16 Sep 2019
South Africa is working on the implementation of the world’s largest green-energy financing plan, Bloomberg reports.
Meridian Economics, a Cape Town-based think tank, is responsible for the plan – which is now being contemplated upon by the government.
The initiative would consist of an $11 billion facility backed by development finance institutions and private funders and would lend money to Eskom for lower than commercial rates, if Eskom hurries the process of embracing renewable energy and closes coal plants hazardous to the environment.
A further 10 gigawatts of renewable-energy production would be added over the course of a decade, which would enable South Africa to reduce its potential carbon dioxide emissions by 715 million metric tons by the year of 2050.
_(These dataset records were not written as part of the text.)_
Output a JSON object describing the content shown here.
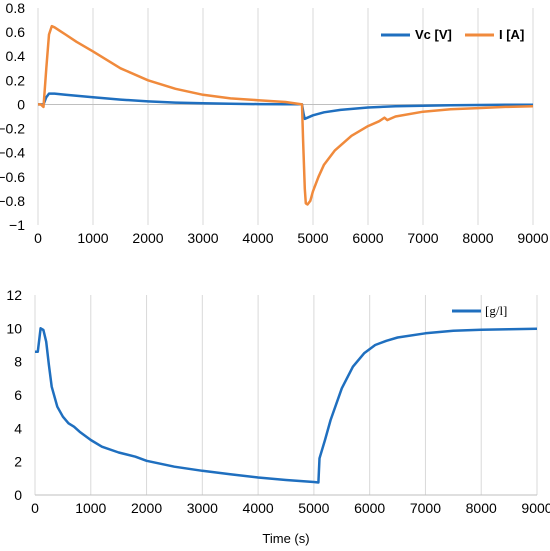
{
  "chart_data": [
    {
      "type": "line",
      "title": "",
      "xlabel": "",
      "ylabel": "",
      "xlim": [
        0,
        9000
      ],
      "ylim": [
        -1,
        0.8
      ],
      "xticks": [
        0,
        1000,
        2000,
        3000,
        4000,
        5000,
        6000,
        7000,
        8000,
        9000
      ],
      "xtick_labels": [
        "0",
        "1000",
        "2000",
        "3000",
        "4000",
        "5000",
        "6000",
        "7000",
        "8000",
        "9000"
      ],
      "yticks": [
        0.8,
        0.6,
        0.4,
        0.2,
        0,
        -0.2,
        -0.4,
        -0.6,
        -0.8,
        -1
      ],
      "ytick_labels": [
        "0.8",
        "0.6",
        "0.4",
        "0.2",
        "0",
        "−0.2",
        "−0.4",
        "−0.6",
        "−0.8",
        "−1"
      ],
      "grid": "vertical",
      "legend_position": "top-right",
      "series": [
        {
          "name": "Vc [V]",
          "color": "#1f6fbf",
          "x": [
            0,
            50,
            100,
            150,
            200,
            300,
            500,
            1000,
            1500,
            2000,
            2500,
            3000,
            3500,
            4000,
            4500,
            4800,
            4830,
            4850,
            4900,
            5000,
            5200,
            5500,
            6000,
            6500,
            7000,
            7500,
            8000,
            8500,
            9000
          ],
          "y": [
            0,
            0,
            0,
            0.06,
            0.09,
            0.09,
            0.08,
            0.06,
            0.04,
            0.025,
            0.015,
            0.01,
            0.005,
            0.003,
            0.002,
            0.001,
            -0.08,
            -0.12,
            -0.11,
            -0.09,
            -0.065,
            -0.045,
            -0.025,
            -0.015,
            -0.01,
            -0.007,
            -0.005,
            -0.003,
            -0.002
          ]
        },
        {
          "name": "I [A]",
          "color": "#f08a3c",
          "x": [
            0,
            50,
            100,
            150,
            200,
            250,
            300,
            400,
            500,
            700,
            1000,
            1500,
            2000,
            2500,
            3000,
            3500,
            4000,
            4500,
            4800,
            4820,
            4850,
            4870,
            4900,
            4950,
            5000,
            5100,
            5200,
            5400,
            5700,
            6000,
            6200,
            6300,
            6350,
            6400,
            6500,
            7000,
            7500,
            8000,
            8500,
            9000
          ],
          "y": [
            0,
            0,
            -0.02,
            0.3,
            0.58,
            0.65,
            0.64,
            0.61,
            0.58,
            0.52,
            0.44,
            0.3,
            0.2,
            0.13,
            0.08,
            0.05,
            0.035,
            0.02,
            0.0,
            -0.3,
            -0.7,
            -0.82,
            -0.83,
            -0.8,
            -0.72,
            -0.6,
            -0.5,
            -0.38,
            -0.26,
            -0.18,
            -0.14,
            -0.11,
            -0.13,
            -0.12,
            -0.1,
            -0.06,
            -0.04,
            -0.03,
            -0.02,
            -0.015
          ]
        }
      ]
    },
    {
      "type": "line",
      "title": "",
      "xlabel": "Time (s)",
      "ylabel": "",
      "xlim": [
        0,
        9000
      ],
      "ylim": [
        0,
        12
      ],
      "xticks": [
        0,
        1000,
        2000,
        3000,
        4000,
        5000,
        6000,
        7000,
        8000,
        9000
      ],
      "xtick_labels": [
        "0",
        "1000",
        "2000",
        "3000",
        "4000",
        "5000",
        "6000",
        "7000",
        "8000",
        "9000"
      ],
      "yticks": [
        12,
        10,
        8,
        6,
        4,
        2,
        0
      ],
      "ytick_labels": [
        "12",
        "10",
        "8",
        "6",
        "4",
        "2",
        "0"
      ],
      "grid": "vertical",
      "legend_position": "top-right",
      "series": [
        {
          "name": "[g/l]",
          "color": "#1f6fbf",
          "x": [
            0,
            50,
            100,
            150,
            200,
            250,
            300,
            400,
            500,
            600,
            700,
            800,
            1000,
            1200,
            1500,
            1800,
            2000,
            2500,
            3000,
            3500,
            4000,
            4500,
            5000,
            5080,
            5100,
            5200,
            5300,
            5500,
            5700,
            5900,
            6100,
            6300,
            6500,
            7000,
            7500,
            8000,
            8500,
            9000
          ],
          "y": [
            8.6,
            8.6,
            10.0,
            9.9,
            9.2,
            7.8,
            6.5,
            5.3,
            4.7,
            4.3,
            4.1,
            3.8,
            3.3,
            2.9,
            2.55,
            2.3,
            2.05,
            1.7,
            1.45,
            1.25,
            1.05,
            0.9,
            0.78,
            0.75,
            2.2,
            3.3,
            4.5,
            6.4,
            7.7,
            8.5,
            9.0,
            9.25,
            9.45,
            9.7,
            9.85,
            9.92,
            9.95,
            9.97
          ]
        }
      ]
    }
  ]
}
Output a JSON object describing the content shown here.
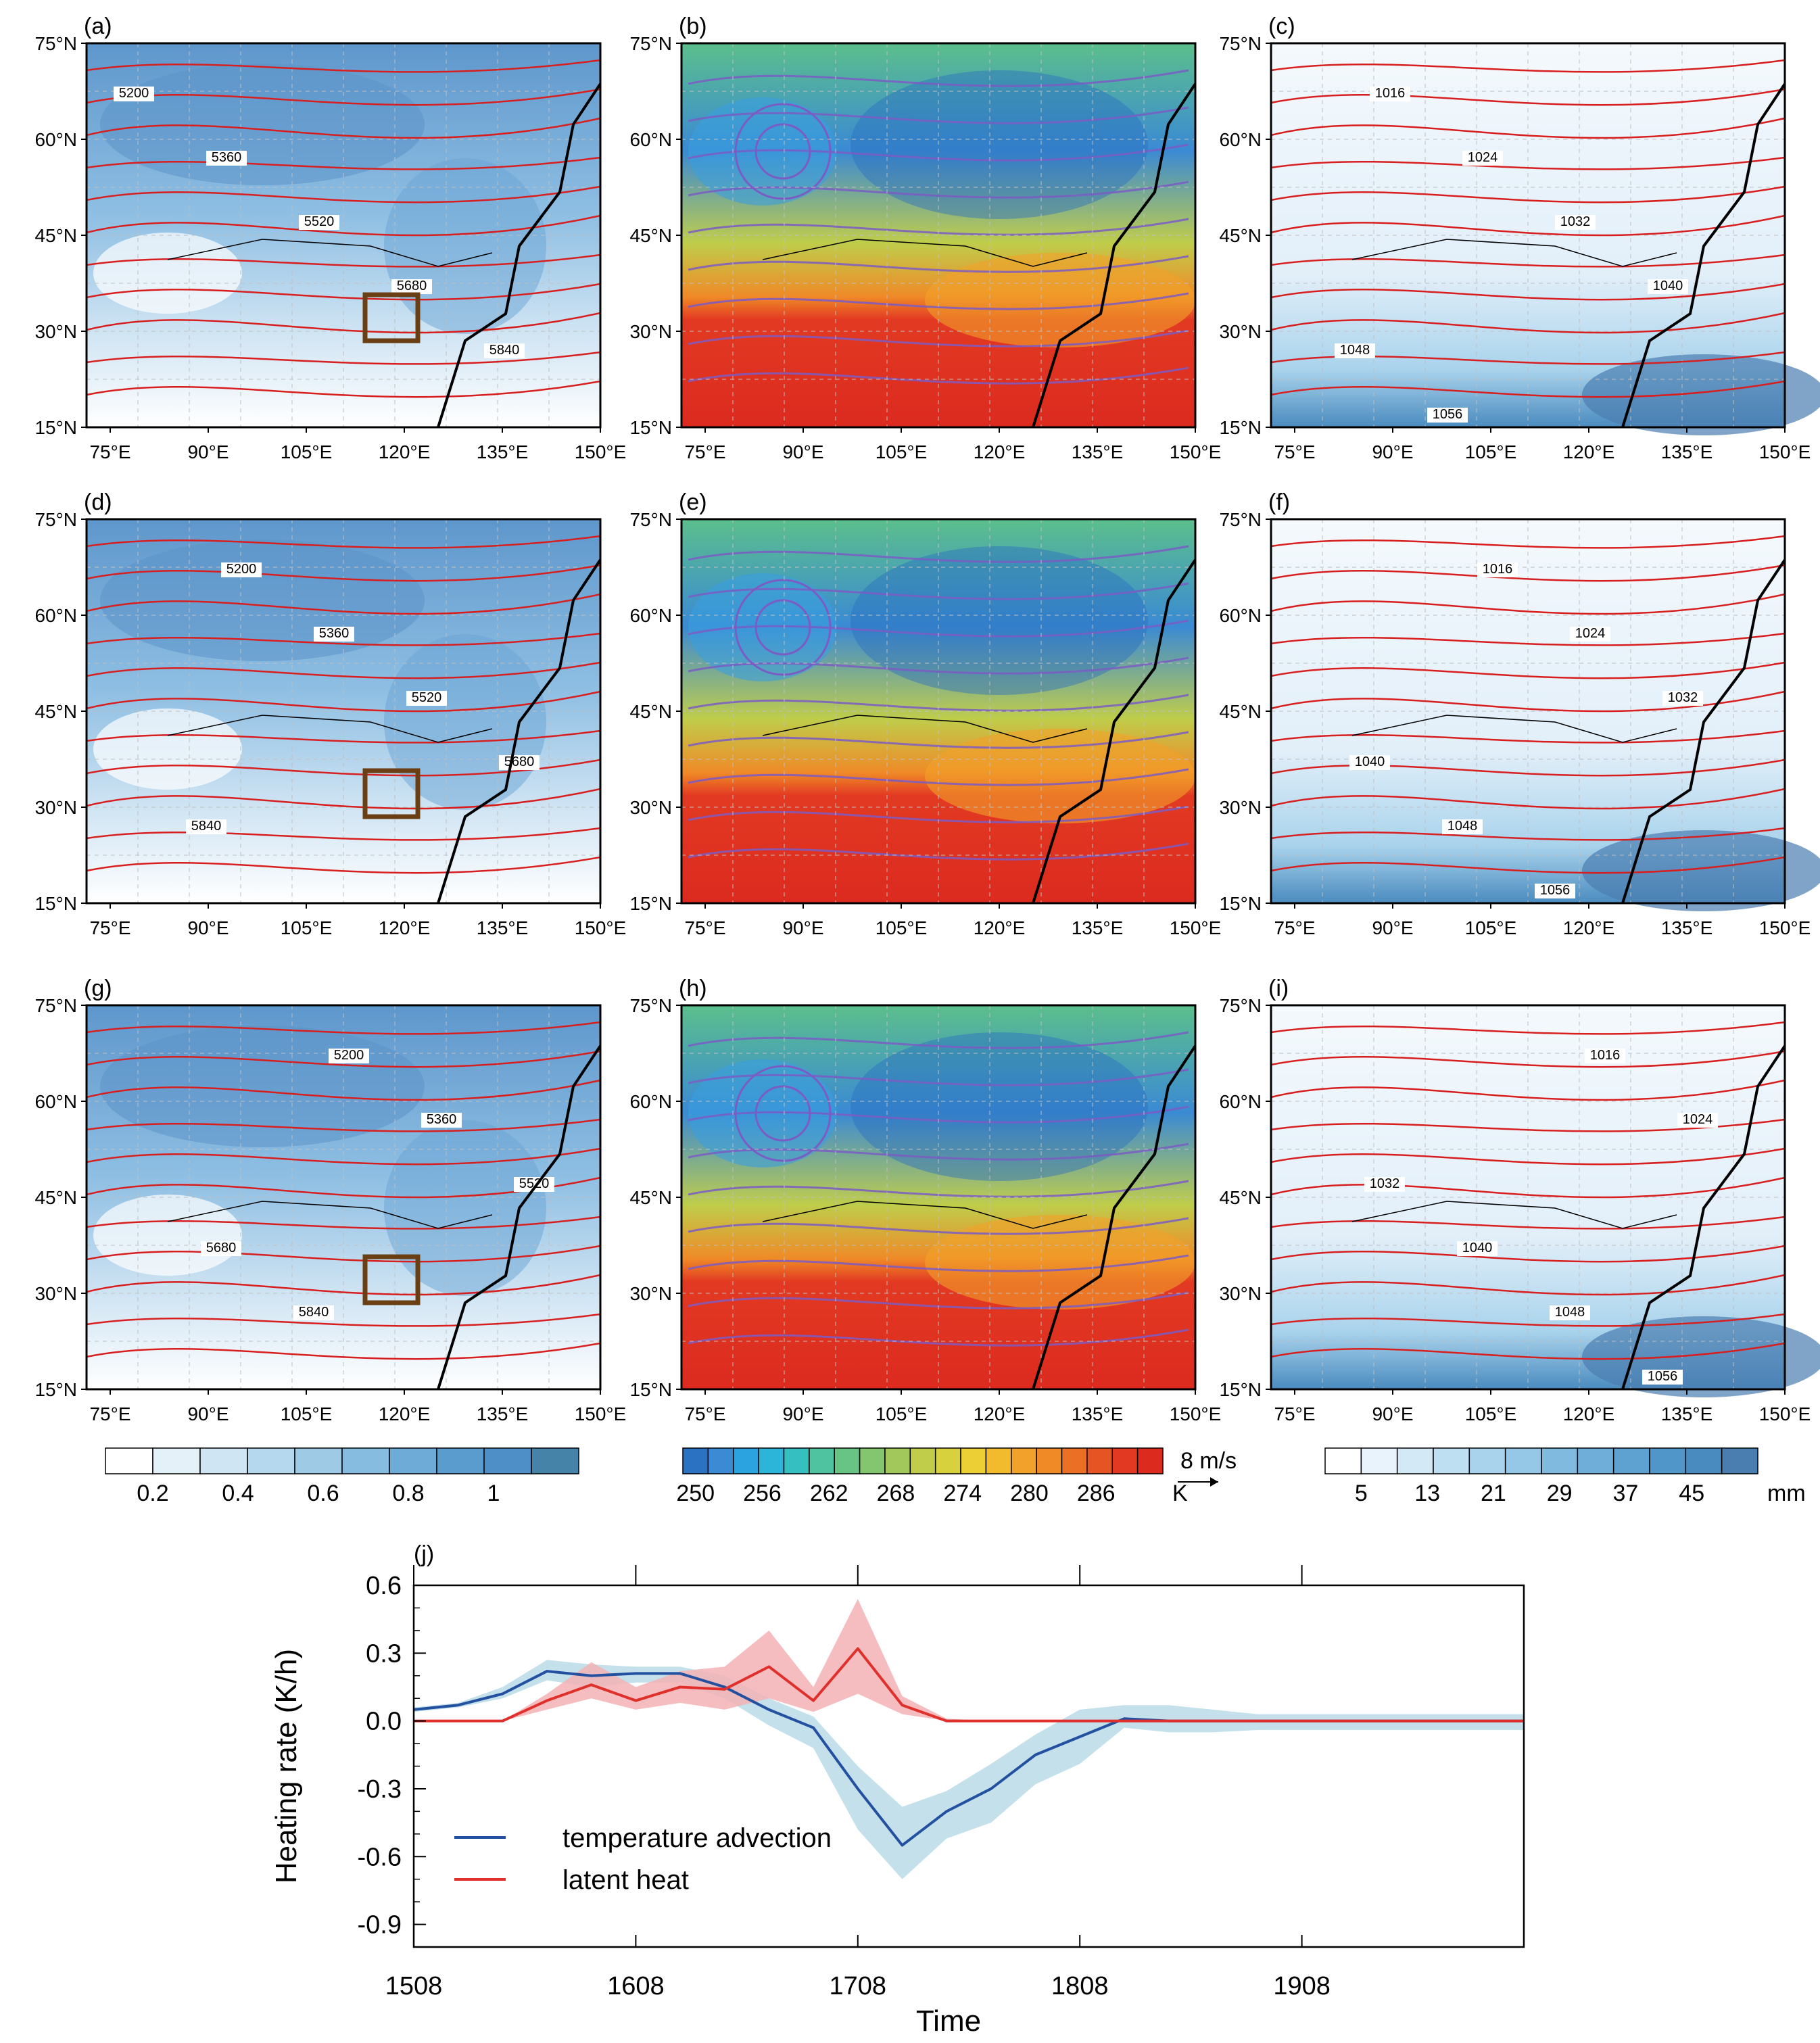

If implemented, it would form part of South Africa’s efforts directed towards reducing its environmental footprint. Currently, the government is working hard to stick to a commitment made in 2009, when it pledged to decrease emissions by 42% by 2025.
When speaking at an interview, Emily Tyler, a climate economist at Meridian, said: “This would be the largest and most significant global climate finance transaction to date. It would propel South Africa to a cleaner and more resilient energy future.”
Eskom is responsible for supplying an average 95% of South Africa’s power and following its build-up of 450 billion rand of debt, it has requested help from the government. The new plan would allow it to loan money over the course of five years and repay them over 20, as well as create new jobs and encourage development.
Tyler also revealed that several large development finance institutions, climate funds and philanthropic organizations have shown to be interested in contributing to the initiative. However, the plan is still in its early stages and will require more time to be finalised.